Quirke's and Phoebe's relationship is the center of the story here.  Since Christine Falls, we've learned how strained, how close, and how constantly tested it is.  I'll simply say that it's not entirely clear that things are improving here, despite everyone's half-hearted efforts.  Quirke can't stay dry, and Phoebe can't get past her past (not surprisingly, given the events in Christine Falls and The Silver Swan).   But Black's gorgeous prose and elegant atmospherics will keep us coming back for more.  What a master at setting up a depressing scene.  The story here takes place in winter, so Dublin is apparently permanently shrouded in fog and mist (until the end of the story, when things CLEAR UP).  But for much of the story, we get scenes like this:  "The sun somewhere was trying to shine, its weak glow making a sallow, urinous stain on the fog."  (38)  Others might just say that the sun was trying to break through the fog, but not Black - his sun is urinous.  This sums up Black's Quirke novels.  Life is just not that great, and sometimes downright awful.  But it is what we have, and like democracy, beats the alternative.

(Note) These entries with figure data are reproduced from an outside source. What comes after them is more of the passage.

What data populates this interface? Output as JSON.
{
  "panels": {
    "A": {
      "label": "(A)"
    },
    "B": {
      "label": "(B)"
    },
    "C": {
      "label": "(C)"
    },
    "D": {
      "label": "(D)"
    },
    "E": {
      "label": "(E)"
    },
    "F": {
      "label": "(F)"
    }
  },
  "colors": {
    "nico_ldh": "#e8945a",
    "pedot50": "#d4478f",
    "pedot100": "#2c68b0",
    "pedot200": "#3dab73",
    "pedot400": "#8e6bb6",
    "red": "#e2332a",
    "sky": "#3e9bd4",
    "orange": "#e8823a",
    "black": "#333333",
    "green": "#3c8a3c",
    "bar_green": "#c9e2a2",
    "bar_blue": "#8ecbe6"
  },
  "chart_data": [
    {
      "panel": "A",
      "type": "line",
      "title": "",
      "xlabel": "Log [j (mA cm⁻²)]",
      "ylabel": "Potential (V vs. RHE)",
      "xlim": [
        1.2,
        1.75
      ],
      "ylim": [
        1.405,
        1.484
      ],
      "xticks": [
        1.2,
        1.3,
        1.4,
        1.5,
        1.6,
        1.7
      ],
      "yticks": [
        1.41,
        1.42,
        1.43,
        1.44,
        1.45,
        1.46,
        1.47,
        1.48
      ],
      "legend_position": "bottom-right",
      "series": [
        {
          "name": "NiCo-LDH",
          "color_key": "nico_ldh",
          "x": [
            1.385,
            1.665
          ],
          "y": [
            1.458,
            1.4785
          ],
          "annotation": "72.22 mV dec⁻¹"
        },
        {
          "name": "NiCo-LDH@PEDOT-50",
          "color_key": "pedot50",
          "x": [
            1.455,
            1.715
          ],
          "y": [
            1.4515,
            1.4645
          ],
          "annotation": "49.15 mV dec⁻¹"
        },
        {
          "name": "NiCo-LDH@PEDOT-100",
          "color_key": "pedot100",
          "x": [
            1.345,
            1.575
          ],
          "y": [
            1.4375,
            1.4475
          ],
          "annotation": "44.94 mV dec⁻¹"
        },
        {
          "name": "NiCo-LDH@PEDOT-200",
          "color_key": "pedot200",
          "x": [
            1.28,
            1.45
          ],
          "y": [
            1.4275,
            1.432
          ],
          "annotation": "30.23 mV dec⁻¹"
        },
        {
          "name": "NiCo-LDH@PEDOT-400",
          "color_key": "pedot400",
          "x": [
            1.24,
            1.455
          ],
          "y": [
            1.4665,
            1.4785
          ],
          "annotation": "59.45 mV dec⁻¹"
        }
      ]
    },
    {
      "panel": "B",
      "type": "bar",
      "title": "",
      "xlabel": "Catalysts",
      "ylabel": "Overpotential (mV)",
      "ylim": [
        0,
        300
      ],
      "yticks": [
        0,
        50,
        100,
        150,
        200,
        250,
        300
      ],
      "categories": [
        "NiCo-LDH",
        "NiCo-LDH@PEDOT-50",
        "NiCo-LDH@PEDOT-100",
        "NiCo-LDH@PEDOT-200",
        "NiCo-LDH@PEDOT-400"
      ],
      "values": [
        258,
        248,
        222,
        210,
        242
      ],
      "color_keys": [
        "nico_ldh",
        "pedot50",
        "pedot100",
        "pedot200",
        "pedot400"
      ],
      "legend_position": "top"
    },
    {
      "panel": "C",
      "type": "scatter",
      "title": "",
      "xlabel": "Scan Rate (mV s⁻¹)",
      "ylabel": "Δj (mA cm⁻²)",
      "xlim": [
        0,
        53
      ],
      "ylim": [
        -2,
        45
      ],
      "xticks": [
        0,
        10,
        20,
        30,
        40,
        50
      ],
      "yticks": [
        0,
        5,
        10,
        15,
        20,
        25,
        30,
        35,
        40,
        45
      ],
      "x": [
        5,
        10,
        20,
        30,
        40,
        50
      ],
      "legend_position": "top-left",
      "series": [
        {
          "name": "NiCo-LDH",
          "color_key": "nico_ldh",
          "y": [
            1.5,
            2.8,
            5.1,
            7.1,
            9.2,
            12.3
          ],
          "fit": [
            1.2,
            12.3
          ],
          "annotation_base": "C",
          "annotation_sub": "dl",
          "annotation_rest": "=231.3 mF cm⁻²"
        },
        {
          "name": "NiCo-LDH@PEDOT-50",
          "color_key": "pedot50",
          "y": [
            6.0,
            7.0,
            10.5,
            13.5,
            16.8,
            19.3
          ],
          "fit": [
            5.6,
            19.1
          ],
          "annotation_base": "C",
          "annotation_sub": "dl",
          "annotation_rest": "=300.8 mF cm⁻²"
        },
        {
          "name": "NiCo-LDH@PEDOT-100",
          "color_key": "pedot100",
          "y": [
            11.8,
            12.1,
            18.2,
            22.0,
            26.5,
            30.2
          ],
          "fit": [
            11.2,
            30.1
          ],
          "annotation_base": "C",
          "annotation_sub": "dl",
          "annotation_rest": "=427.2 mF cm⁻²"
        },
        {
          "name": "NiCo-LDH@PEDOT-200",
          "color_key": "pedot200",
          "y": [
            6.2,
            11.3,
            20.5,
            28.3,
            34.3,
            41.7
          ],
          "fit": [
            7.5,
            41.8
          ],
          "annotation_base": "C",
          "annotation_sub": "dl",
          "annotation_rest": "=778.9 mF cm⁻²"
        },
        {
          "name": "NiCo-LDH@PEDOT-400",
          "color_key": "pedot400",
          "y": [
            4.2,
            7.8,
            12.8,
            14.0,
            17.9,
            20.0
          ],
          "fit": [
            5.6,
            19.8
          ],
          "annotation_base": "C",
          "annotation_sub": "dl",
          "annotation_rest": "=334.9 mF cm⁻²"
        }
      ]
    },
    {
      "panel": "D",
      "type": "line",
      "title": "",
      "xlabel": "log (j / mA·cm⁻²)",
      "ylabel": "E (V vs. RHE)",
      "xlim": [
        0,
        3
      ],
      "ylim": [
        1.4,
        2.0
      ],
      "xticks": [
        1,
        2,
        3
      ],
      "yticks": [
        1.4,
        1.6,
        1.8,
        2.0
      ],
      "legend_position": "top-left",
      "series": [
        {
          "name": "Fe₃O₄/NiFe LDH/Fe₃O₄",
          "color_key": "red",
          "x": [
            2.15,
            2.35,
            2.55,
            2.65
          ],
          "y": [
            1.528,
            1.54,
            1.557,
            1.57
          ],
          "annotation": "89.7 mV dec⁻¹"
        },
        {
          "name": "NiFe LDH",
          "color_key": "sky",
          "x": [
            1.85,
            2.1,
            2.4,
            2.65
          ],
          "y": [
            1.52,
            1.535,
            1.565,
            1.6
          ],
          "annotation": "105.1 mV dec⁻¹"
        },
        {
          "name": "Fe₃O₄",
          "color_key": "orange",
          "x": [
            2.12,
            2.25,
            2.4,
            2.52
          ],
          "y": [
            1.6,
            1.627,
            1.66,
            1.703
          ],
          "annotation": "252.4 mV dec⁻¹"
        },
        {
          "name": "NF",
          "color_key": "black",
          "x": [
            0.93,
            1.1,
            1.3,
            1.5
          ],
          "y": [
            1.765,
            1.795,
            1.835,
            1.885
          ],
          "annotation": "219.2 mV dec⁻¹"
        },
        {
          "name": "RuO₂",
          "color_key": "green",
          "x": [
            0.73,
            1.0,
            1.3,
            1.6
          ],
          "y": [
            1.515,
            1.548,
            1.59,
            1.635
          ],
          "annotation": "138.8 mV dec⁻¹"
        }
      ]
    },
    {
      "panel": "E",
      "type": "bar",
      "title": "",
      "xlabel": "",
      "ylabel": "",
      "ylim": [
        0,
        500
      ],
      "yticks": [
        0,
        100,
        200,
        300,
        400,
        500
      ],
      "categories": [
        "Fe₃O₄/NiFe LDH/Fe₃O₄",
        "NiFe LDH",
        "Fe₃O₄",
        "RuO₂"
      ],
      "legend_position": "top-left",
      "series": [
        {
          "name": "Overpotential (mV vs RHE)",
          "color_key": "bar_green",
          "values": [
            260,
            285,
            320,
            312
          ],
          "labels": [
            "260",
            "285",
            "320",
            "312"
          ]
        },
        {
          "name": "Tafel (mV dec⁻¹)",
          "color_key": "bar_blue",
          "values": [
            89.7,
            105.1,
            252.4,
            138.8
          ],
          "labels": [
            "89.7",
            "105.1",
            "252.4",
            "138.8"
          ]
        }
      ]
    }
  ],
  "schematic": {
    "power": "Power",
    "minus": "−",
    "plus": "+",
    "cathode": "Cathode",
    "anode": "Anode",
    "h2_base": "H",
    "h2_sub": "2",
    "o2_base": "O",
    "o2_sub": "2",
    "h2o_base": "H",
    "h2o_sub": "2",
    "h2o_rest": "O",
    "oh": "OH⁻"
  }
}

And of course, Black employs his (to me) almost-trademark of setting the scene by smell.  Consider:
"She went out to the kitchen.  Night smells, she had often noticed, were different from day ones, were mustier, fainter, more insidious.  She drew open the lapels of her silk gown and put her face into the hollow there and sniffed.  Yes, her smell too was different, a babyish, secret staleness."  (150)  There's an eroticism, a sense of menace, and a truth, all here.  Later, "The house had a stuffy, morning smell of bedclothes and bath soap and milky tea and bread that had been toasted under a gas flame."  (264)  Of course there is.  You know just what he's talking about.

There are two more Quirke novels, but I have to spread them out.  They really are kind of depressing to read, but so rich and compelling that they satisfy in spite of themselves.  Despite Quirke's efforts to obliterate his mind through drink, he keeps on keeping on, and you do too.